Arbeitgeber müssen Ihren Arbeitnehmern zur betrieblichen Altersversorgung (bAV) einen Arbeitgeberzuschuss zahlen. Seit dem 1. Januar 2022 gilt dies nicht nur für Neuabschlüsse, sondern auch für alle Altverträge einer betrieblichen Altersvorsorge. Hiervon profitieren auch Minijobberinnen und Minijobber. Was das bedeutet und was Arbeitgeber bei der bAV noch beachten müssen, erklären wir in diesem Beitrag. 

Was versteht man unter einer betrieblichen Altersversorgung?

Mit einer betrieblichen Altersvorsorge können sich Beschäftigte eine zusätzliche private Altersvorsorge sichern. Das Wichtigste zusammengefasst: 

  • Rentenversicherungspflichtige Arbeitnehmer – auch Minijobber – dürfen Teile ihres Bruttogehalts in eine betriebliche Altersvorsorge umwandeln (sogenannte Entgeltumwandlung).  
  • Lassen sich Minijobberinnen und Minijobber von der Rentenversicherungspflicht befreien, können sie sich mit ihrem Arbeitgeber ebenfalls auf eine Entgeltumwandlung einigen. 
  • Wenn die Entgeltumwandlung 4 Prozent der Beitragsbemessungsgrenze der allgemeinen Rentenversicherung nicht übersteigt, müssen von dem umgewandelten Verdienst keine Beiträge zur Sozialversicherung gezahlt werden. Es gilt unabhängig von dem Ort der Betriebsstätte des Arbeitgebers immer die Beitragsbemessungsgrenze der allgemeinen Rentenversicherung West. Im Jahr 2022 sind das 3.384 Euro jährlich, also 282 Euro im Monat. 
  • Der Arbeitgeberzuschuss beträgt 15 Prozent des umgewandelten Verdienstes, höchstens jedoch die gesparten Sozialabgaben.
  • Eine betriebliche Altersvorsorge ist unter anderem über die Durchführungswege einer Direktzusage, einer Pensionskasse oder eines Pensionsfonds möglich.  
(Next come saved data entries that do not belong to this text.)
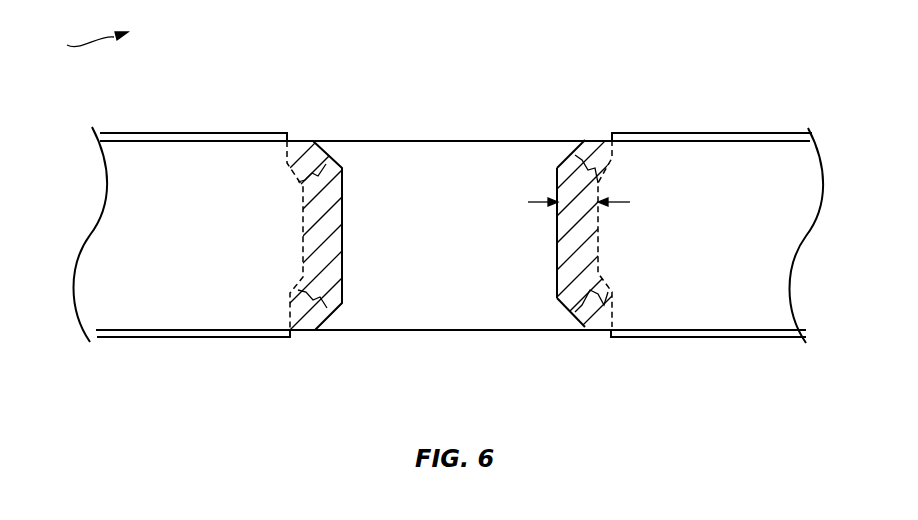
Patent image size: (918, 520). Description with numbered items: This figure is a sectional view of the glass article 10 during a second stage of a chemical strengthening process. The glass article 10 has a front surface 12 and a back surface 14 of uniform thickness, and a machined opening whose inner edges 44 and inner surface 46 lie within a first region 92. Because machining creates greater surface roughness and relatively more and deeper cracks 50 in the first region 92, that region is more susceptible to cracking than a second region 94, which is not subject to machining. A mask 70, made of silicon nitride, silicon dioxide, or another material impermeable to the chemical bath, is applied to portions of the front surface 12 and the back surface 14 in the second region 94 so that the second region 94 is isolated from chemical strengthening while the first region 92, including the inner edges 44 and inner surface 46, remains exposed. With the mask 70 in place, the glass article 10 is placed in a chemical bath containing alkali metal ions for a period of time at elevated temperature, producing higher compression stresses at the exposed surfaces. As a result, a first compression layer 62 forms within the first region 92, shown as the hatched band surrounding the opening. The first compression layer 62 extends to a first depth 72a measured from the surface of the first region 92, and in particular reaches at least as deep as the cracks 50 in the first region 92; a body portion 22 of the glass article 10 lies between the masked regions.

The glass article 10 is at (86, 42).
The front surface 12 is at (693, 140).
The back surface 14 is at (597, 330).
The inner member 22 is at (405, 290).
The inner edges 44 is at (570, 142).
The inner surface 46 is at (558, 238).
The cracks 50 is at (608, 292).
The first compression layer 62 is at (568, 275).
The mask 70 is at (247, 132).
The first depth 72a is at (630, 202).
The first region 92 is at (600, 142).
The second region 94 is at (655, 139).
Mehr Informationen zur bAV und den Kosten für die Arbeitgeber sind in unserem Beitrag “Minijobs und betriebliche Altersvorsorge – So können Sie die Vorteile nutzen!” zu finden.

Was ist bei der bAV seit dem 1. Januar 2022 neu?

Bereits seit 2019 können Arbeitgeber den Zuschuss zur betrieblichen Altersvorsorge ihrer Arbeitnehmer nicht ablehnen. Seit dem 1. Januar 2022 müssen Arbeitgeber nun aber auch Zuschüsse zu bereits bestehenden Verträgen leisten. Dabei handelt es sich um alle alten Verträge, die bereits vor dem Jahr 2019 geschlossen wurden und den Durchführungsweg einer Direktversicherung, Pensionskasse oder eines Pensionsfonds haben.

Was müssen Arbeitgeber bei der betrieblichen Altersversorgung noch beachten?

Im Jahr 2022 ist die Beitragsbemessungsgrenze der allgemeinen Rentenversicherung im Vergleich zum Vorjahr gesunken. Durch die niedrigere Beitragsbemessungsgrenze sinkt 2022 auch der beitragsfreie Höchstbetrag einer betrieblichen Altersvorsorge. Wichtig ist das für Arbeitnehmer, die den Höchstbetrag der Entgeltumwandlung 2021 voll ausgeschöpft haben – also monatlich 284 Euro in einen Vertrag einer betrieblichen Altersversorgung eingezahlt haben. Dies entspricht 4 Prozent der Beitragsbemessungsgrenze der gesetzlichen  Rentenversicherung West für das Jahr 2021. Seit dem 1. Januar 2022 bleiben nunmehr nur noch monatlich 282 Euro beitragsfrei.

Beispiel:

Beschäftigung in 2022 mit einem monatlichen Verdienst von
500 Euro
Entgeltumwandlung von monatlich

Arbeitgeberzuschuss von 15% der Entgeltumwandlung
280 Euro

42 Euro
Lösung:
laufender Verdienst nach Entgeltumwandlung (500 Euro – 280 Euro)
220 Euro
monatlicher Freibetrag in 2022: 282 Euro
beitragspflichtiger Betrag der Entgeltumwandlung (280 Euro – 282 Euro)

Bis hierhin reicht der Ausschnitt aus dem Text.